Данные методы вырабатывались и в полемике с языческими писателями, прямо или косвенно затрагивающими в своих произведениях христианскую религию. Само появление в древне-церковной письменности жанра «Апологий» обусловливалось в определенной мере литературной реакцией язычества на феномен христианства. Именно на II в. приходится появление произведений языческих писателей, высказывающих свою позицию по отношению к религии Христовой. Причем, такая литературная реакция язычества отнюдь не была однородной. С одной стороны, мы видим влиятельного сановника и ритора Фронтона, убежденного сторонника и защитника исконно римских традиций, рассматривающего христианство однозначно, как «святотатство»; его точка зрения, скорее всего, оказала сильное влияние на «императора-философа» Марка Аврелия (Фронтон был воспитателем и учителем Марка Аврелия), видевшего в христианской религии «опасную химеру, угрожающую античному миросозерцанию».

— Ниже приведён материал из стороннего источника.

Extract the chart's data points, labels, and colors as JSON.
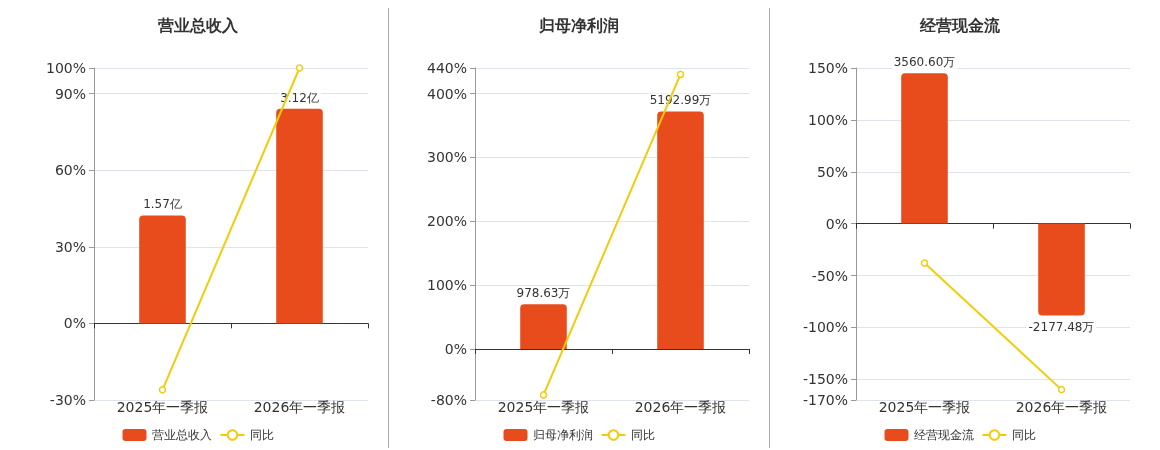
{
  "chart_data": [
    {
      "type": "bar",
      "title": "营业总收入",
      "categories": [
        "2025年一季报",
        "2026年一季报"
      ],
      "legend": "bottom",
      "grid": "y",
      "marker": "circle",
      "series": [
        {
          "name": "营业总收入",
          "axis": "y2",
          "color": "#e84c1c",
          "values": [
            1.57,
            3.12
          ],
          "value_labels": [
            "1.57亿",
            "3.12亿"
          ]
        },
        {
          "name": "同比",
          "type": "line",
          "color": "#f2cc0c",
          "values": [
            -26,
            100
          ]
        }
      ],
      "ylim": [
        -30,
        100
      ],
      "yticks": [
        {
          "value": -30,
          "label": "-30%"
        },
        {
          "value": 0,
          "label": "0%"
        },
        {
          "value": 30,
          "label": "30%"
        },
        {
          "value": 60,
          "label": "60%"
        },
        {
          "value": 90,
          "label": "90%"
        },
        {
          "value": 100,
          "label": "100%"
        }
      ],
      "y2lim": [
        -1.11,
        3.71
      ]
    },
    {
      "type": "bar",
      "title": "归母净利润",
      "categories": [
        "2025年一季报",
        "2026年一季报"
      ],
      "legend": "bottom",
      "grid": "y",
      "marker": "circle",
      "series": [
        {
          "name": "归母净利润",
          "axis": "y2",
          "color": "#e84c1c",
          "values": [
            978.63,
            5192.99
          ],
          "value_labels": [
            "978.63万",
            "5192.99万"
          ]
        },
        {
          "name": "同比",
          "type": "line",
          "color": "#f2cc0c",
          "values": [
            -72,
            430
          ]
        }
      ],
      "ylim": [
        -80,
        440
      ],
      "yticks": [
        {
          "value": -80,
          "label": "-80%"
        },
        {
          "value": 0,
          "label": "0%"
        },
        {
          "value": 100,
          "label": "100%"
        },
        {
          "value": 200,
          "label": "200%"
        },
        {
          "value": 300,
          "label": "300%"
        },
        {
          "value": 400,
          "label": "400%"
        },
        {
          "value": 440,
          "label": "440%"
        }
      ],
      "y2lim": [
        -1117,
        6143
      ]
    },
    {
      "type": "bar",
      "title": "经营现金流",
      "categories": [
        "2025年一季报",
        "2026年一季报"
      ],
      "legend": "bottom",
      "grid": "y",
      "marker": "circle",
      "series": [
        {
          "name": "经营现金流",
          "axis": "y2",
          "color": "#e84c1c",
          "values": [
            3560.6,
            -2177.48
          ],
          "value_labels": [
            "3560.60万",
            "-2177.48万"
          ]
        },
        {
          "name": "同比",
          "type": "line",
          "color": "#f2cc0c",
          "values": [
            -38,
            -160
          ]
        }
      ],
      "ylim": [
        -170,
        150
      ],
      "yticks": [
        {
          "value": -170,
          "label": "-170%"
        },
        {
          "value": -150,
          "label": "-150%"
        },
        {
          "value": -100,
          "label": "-100%"
        },
        {
          "value": -50,
          "label": "-50%"
        },
        {
          "value": 0,
          "label": "0%"
        },
        {
          "value": 50,
          "label": "50%"
        },
        {
          "value": 100,
          "label": "100%"
        },
        {
          "value": 150,
          "label": "150%"
        }
      ],
      "y2lim": [
        -4175,
        3683
      ]
    }
  ]
}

С другой стороны, такой великий насмешник, как Лукиан, относящийся к языческим богам, словно «политический фрондер, недовольный наставшим правительством» и пользующийся всяким поводом, чтобы подвергнуть их желчному осмеянию, к христианам не был столь язвителен: смотря на них свысока, он все же с определенной долей симпатии отмечает положительные стороны религии Христовой (высокую нравственность христиан, братскую взаимопомощь их и т. д.). Нельзя назвать однозначным и отношение к христианству представителей языческой философии и науки. Например, с точки зрения убежденного адепта язычества Кельса оно «есть религия, опирающаяся на грубый и невежественный класс, религия духовного мрака в умственном отношении». Из всех своих совре{с. 24}менников именно Кельс наиболее остро почувствовал внутреннюю несовместимость христианства и античного миросозерцания. Прежде всего, Кельса отталкивала и раздражала глубокая вера христиан в то, что им даровано Откровение высшей Истины, хотя в массе своей они, по убеждению Кельса, были людьми малообразованными. Второй принципиальный момент, вызывающий его реакцию неприятия религии Христовой состоял в признании здесь исключительного и особого положения человека в общем универсуме бытия. Как истинный грек, он рассматривал мир в качестве «космоса», т. е. упорядоченного и гармоничного целого, в котором человек отличается от прочих частей этого целого (растительного мира, животных и пр.) лишь в плане, так сказать, чисто «функциональном», но отнюдь не качественном. Поэтому признание человека венцом творения Кельс считал не просто абсурдом, но своего рода «богохульством». Кельс ясно ощущал, что христианство ломает и разрушает всю структуру античного миросозерцания, а поэтому бросал христианам упрек в «желании новшеств»; упрек, кстати сказать, вполне созвучный с мнением многих образованных язычников и, в частности, с мнением римского историка Светония, рассматривающего христианство, как «новое суеверие». Примечателен тот факт, что Кельс принадлежал в общем к традиции платонизма (хотя и платонизма, носящего черты эклектизма). А как отмечает О. Гигон, в первую очередь из этой традиции единственное и «подлинно опасное контрнаступление» (die einzigen wirklich gefahrhchen Gegenangriffe), которое античная культура повела против христианской религии (за Кельсом последовали Порфирий и Юлиан Отступник).